Prior to beginning work on this discussion forum, read Chapters 3 and 4 of your textbook. Design a study that has a false correlation caused by lurking variable. Read the example study, and to learn more information about this concept.
In your discussion, you’ll dive into the concept of correlation, causation, and lurking variables. To demonstrate this, I performed this fascinating study over the summer where I learned that taller people are better at math than short people. I know you may not believe me, but it’s true. Let me prove it to you. By the end of this video, I will have you convinced that our results are accurate. What are the various aspects of math that people need to understand? For an example, counting, addition, subtraction, fractions, decimals, and finally, geometry and algebra. We can all agree that this is the progression of mathematical ability for the average student. On our y-axis, we’ll plot heights. How much mathematical ability does a person have when they are 1 foot tall? None, they’re a baby. When a person’s 2 feet tall, they can probably count to 10. A person who’s 3 feet tall should be able to add and subtract.
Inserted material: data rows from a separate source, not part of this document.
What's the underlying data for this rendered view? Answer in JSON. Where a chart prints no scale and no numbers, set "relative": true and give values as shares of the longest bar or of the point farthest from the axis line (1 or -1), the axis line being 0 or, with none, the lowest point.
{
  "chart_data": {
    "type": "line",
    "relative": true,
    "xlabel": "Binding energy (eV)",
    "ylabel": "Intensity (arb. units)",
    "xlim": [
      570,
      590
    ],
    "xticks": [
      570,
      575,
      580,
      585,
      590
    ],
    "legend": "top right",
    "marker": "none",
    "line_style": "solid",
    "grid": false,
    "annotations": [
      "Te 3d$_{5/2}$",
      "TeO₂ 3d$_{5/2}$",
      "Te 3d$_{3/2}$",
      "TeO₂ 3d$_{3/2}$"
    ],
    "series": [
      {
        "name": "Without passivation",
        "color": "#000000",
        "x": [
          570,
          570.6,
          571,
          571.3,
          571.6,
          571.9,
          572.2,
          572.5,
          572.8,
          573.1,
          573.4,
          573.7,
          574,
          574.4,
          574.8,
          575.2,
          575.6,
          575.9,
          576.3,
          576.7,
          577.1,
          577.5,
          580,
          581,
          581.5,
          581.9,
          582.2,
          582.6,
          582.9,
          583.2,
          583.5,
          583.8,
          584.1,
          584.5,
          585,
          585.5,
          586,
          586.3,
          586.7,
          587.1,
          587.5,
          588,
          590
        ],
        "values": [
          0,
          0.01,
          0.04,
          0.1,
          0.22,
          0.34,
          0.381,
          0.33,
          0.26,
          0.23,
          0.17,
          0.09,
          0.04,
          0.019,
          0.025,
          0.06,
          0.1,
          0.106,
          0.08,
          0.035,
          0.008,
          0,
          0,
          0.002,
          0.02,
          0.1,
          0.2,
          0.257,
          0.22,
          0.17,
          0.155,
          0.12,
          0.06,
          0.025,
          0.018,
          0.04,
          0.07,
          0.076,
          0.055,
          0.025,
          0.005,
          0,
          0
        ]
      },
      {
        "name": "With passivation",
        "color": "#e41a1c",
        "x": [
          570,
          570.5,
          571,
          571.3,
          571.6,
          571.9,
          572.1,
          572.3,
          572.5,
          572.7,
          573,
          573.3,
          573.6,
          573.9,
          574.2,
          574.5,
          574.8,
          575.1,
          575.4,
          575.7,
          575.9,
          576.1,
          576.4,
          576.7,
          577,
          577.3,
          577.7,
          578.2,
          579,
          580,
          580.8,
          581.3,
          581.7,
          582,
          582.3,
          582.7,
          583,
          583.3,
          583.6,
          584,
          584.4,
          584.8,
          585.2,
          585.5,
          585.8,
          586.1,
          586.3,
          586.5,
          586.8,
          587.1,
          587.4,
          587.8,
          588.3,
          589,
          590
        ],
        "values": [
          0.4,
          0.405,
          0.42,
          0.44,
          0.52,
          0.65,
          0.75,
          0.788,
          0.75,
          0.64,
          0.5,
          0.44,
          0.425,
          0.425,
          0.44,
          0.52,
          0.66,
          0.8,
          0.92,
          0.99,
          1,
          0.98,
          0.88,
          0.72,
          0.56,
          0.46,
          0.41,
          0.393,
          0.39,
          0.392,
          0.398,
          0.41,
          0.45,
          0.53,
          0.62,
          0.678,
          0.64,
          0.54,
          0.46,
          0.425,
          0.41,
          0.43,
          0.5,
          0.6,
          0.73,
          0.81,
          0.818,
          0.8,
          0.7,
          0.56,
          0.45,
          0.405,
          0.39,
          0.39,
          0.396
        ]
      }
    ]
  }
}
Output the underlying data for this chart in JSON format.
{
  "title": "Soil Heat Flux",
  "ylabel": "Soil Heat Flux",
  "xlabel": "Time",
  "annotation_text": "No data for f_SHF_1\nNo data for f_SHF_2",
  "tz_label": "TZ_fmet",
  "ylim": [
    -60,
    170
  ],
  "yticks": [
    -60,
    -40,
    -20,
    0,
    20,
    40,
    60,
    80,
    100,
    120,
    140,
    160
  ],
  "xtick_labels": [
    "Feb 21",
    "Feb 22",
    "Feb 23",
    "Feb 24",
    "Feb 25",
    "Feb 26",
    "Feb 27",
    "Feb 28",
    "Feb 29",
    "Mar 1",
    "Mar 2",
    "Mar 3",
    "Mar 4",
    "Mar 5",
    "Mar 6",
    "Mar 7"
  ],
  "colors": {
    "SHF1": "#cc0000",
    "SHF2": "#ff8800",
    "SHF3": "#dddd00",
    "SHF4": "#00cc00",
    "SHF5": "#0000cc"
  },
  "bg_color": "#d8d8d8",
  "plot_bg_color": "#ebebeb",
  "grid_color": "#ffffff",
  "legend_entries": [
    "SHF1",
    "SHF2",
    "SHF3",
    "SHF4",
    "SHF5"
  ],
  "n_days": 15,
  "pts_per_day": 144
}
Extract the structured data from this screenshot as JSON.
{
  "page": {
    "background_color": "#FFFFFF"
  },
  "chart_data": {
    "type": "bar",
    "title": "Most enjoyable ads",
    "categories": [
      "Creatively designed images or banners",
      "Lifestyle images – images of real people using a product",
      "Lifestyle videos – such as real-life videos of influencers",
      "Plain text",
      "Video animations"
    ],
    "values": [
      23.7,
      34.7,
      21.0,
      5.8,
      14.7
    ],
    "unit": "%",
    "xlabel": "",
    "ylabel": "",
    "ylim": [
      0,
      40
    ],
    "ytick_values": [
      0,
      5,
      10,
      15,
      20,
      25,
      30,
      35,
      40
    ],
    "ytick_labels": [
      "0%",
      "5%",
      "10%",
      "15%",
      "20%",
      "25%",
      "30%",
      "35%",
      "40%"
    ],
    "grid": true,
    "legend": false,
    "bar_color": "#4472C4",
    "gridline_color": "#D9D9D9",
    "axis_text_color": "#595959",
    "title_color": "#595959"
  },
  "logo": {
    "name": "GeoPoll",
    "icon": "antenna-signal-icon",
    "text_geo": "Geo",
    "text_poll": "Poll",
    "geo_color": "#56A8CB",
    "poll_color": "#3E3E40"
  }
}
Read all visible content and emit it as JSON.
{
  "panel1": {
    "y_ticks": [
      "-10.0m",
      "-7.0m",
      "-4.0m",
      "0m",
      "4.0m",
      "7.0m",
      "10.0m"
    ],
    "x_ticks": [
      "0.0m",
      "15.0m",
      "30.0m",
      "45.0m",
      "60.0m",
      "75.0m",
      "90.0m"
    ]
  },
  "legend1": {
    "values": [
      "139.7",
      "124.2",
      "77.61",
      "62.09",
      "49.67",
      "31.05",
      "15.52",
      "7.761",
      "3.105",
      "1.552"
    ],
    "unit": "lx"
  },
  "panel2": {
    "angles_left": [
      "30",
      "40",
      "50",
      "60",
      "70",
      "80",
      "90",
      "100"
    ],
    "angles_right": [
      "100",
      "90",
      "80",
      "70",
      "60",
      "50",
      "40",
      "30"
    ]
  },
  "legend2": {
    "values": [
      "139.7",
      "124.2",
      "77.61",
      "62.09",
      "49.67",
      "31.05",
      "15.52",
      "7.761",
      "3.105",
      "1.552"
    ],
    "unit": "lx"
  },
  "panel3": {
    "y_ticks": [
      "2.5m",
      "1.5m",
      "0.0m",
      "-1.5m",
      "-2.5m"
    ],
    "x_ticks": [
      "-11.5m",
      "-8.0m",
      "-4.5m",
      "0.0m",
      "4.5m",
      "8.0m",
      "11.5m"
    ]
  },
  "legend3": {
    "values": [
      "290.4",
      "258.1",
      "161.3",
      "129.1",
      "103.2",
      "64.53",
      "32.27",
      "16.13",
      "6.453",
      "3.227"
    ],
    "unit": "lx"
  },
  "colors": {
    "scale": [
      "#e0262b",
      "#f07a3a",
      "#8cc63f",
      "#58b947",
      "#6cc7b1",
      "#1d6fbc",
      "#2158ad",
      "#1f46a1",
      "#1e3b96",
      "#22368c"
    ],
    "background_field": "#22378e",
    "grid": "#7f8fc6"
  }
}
At 4 feet tall, they should be able to perform fractions and decimals. At 5 feet tall, they should be able to complete algebra and geometry problems. Looking at our chart, the data clearly shows that people who are taller are better at math. But what’s the problem with my study? Age. Age was never mentioned in my study. By leaving out age, I’m leaving out a confounding or lurking variable. While this is a simple example, this happens often in real life studies. This is why we need to check the reliability of our studies and consider any lurking variables that may not have been considered when conducting the study. In this week’s discussion, you will design a similar study that has a false correlation caused by other variables.
Guided Response: Your response should be a minimum of 300 words in length.